Comme beaucoup de grandes entreprises ont pignon sur rue dans la région de Montréal, c'est là que se concentre la majeure partie des services de garde en milieu de travail au Québec. Selon le rapport du ministère de la Famille et de l'Enfance, près de la moitié des installations en milieu de travail se trouvent dans la région de Montréal, soit 42 %. Une grande partie des autres installations est située dans la région de Québec (17 %). Les organismes publics ou parapublics (centres hospitaliers, cégeps, universités, ministères, etc.) comptent pour beaucoup dans l'implantation d'un tel service : plus de 72 % des services de garde en milieu de travail sont offerts dans ces organismes. Par contre, si 66 % des installations sont situées sur les lieux de travail, 34 % d'entre elles sont installées à proximité. «Pour des raisons d'espace disponible, tous les services de garde en milieu de travail ne sont pas logés à l'intérieur même de l'entreprise, explique France Laramée. Plusieurs sont situés à quelques coins de rue.»

Que des avantages ?

Comme toute bonne chose de la vie, il y a un autre côté de la médaille. Pour ouvrir un service de garde en milieu de travail, il faut avant tout une forte volonté de la part de l'employeur. Sans soutien de l'employeur, qu'il soit administratif, financier ou technique, il est très difficile, voire presque impossible de voir naître un projet d'une telle envergure. C'est ce qui explique que Radio-Canada ait déposé tant de projets avant que l'un d'entre eux ne se réalise finalement. «Pour tous les projets échoués, il n'y avait pas vraiment de volonté de la haute direction, dit Line Maisonneuve. Maintenant, nous avons son appui total. Entre autres, elle nous prête les locaux gratuitement pendant cinq ans. Il faut dire que, lorsque la grande patronne a elle-même cinq enfants, ça aide à accélérer les choses !» Même constat de la Banque Nationale. «Nous sommes appuyés à 100 % par la Banque qui nous branche à un service Internet, qui nous loue les locaux à un moindre prix, qui nous offre gratuitement le téléphone et les photocopies, etc.», poursuit France Laramée. Ce qui, il va sans dire, implique des coûts importants pour l'employeur.

Quant aux employés qui n'y voient que des avantages, attention ! Si les deux conjoints ne travaillent pas dans la même boîte, le même parent (souvent la mère) doit toujours reconduire et chercher l'enfant à la garderie. Si, un bon matin, le parent est malade, il doit tout de même se taper les ponts ou le trafic pour se rendre à la garderie. «Un autre désavantage minime, explique France Laramée, c'est que, lorsque l'enfant entre à la maternelle, il connaît moins bien les enfants de son quartier, contrairement à celui qui a fréquenté la garderie du coin pendant quatre ou cinq ans.»

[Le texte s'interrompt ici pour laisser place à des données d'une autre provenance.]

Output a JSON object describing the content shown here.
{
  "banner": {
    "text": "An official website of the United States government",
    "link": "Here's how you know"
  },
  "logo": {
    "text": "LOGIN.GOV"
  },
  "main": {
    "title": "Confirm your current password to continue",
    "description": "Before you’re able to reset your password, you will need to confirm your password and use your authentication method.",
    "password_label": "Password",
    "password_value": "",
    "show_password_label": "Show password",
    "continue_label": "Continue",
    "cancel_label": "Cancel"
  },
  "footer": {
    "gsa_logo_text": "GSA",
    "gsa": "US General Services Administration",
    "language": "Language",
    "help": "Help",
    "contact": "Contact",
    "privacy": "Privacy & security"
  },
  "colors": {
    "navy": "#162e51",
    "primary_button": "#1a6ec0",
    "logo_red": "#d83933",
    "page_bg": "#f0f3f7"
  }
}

Malgré tout cela, reste que le jeu en vaut la chandelle et que le Québec souhaite voir augmenter le nombre de garderies en milieu de travail au cours de la prochaine décennie. «D'ailleurs, jamais n'a-t-on reçu de la part des entreprises autant de demandes d'informations sur la création d'un service de garde à l'intérieur de leurs murs, explique France Laramée. On travaille très fort, de concert avec le Conseil du patronat, à instaurer et à promouvoir les services de garde en milieu de travail», ajoute-t-elle.

Même son de cloche du côté du bureau de la ministre de la Famille et de l'Enfance, madame Linda Goupil. «Le gouvernement veut mettre l'emphase sur la conciliation travail / famille, explique Patrick Gilbert, attaché de presse de la ministre. On veut instaurer davantage de services de garde en milieu de travail avec une implication de l'employeur. C'est une priorité du gouvernement, même si le Québec est la province canadienne où l'on retrouve le plus haut taux d'installations en milieu de travail», ajoute-t-il.

Le boom des garderies en milieu de travail ne se fait pas sentir qu'au Québec. Aux États-Unis, l'entreprise Children's Choice Learning Centers (qui a depuis peu un bureau à Toronto) implante des garderies dans les entreprises où les heures de travail sont non traditionnelles, tels les casinos, les hôpitaux, etc. D'ailleurs, chez nos voisins du sud, la loi de plusieurs États oblige les entreprises à offrir une garderie en milieu de travail à leurs employés. Verrons-nous un jour une telle législation au Québec ?

Croissance des services de garde en milieu de travail

1980 : Établissement de la première garderie en milieu de travail au Québec.

2001 : Il y a 338 services de garde en milieu de travail au Canada dont plus de 50 % sont au Québec.

Ces 180 garderies en milieu de travail représentent moins de 10 % des services de garde disponibles dans la province.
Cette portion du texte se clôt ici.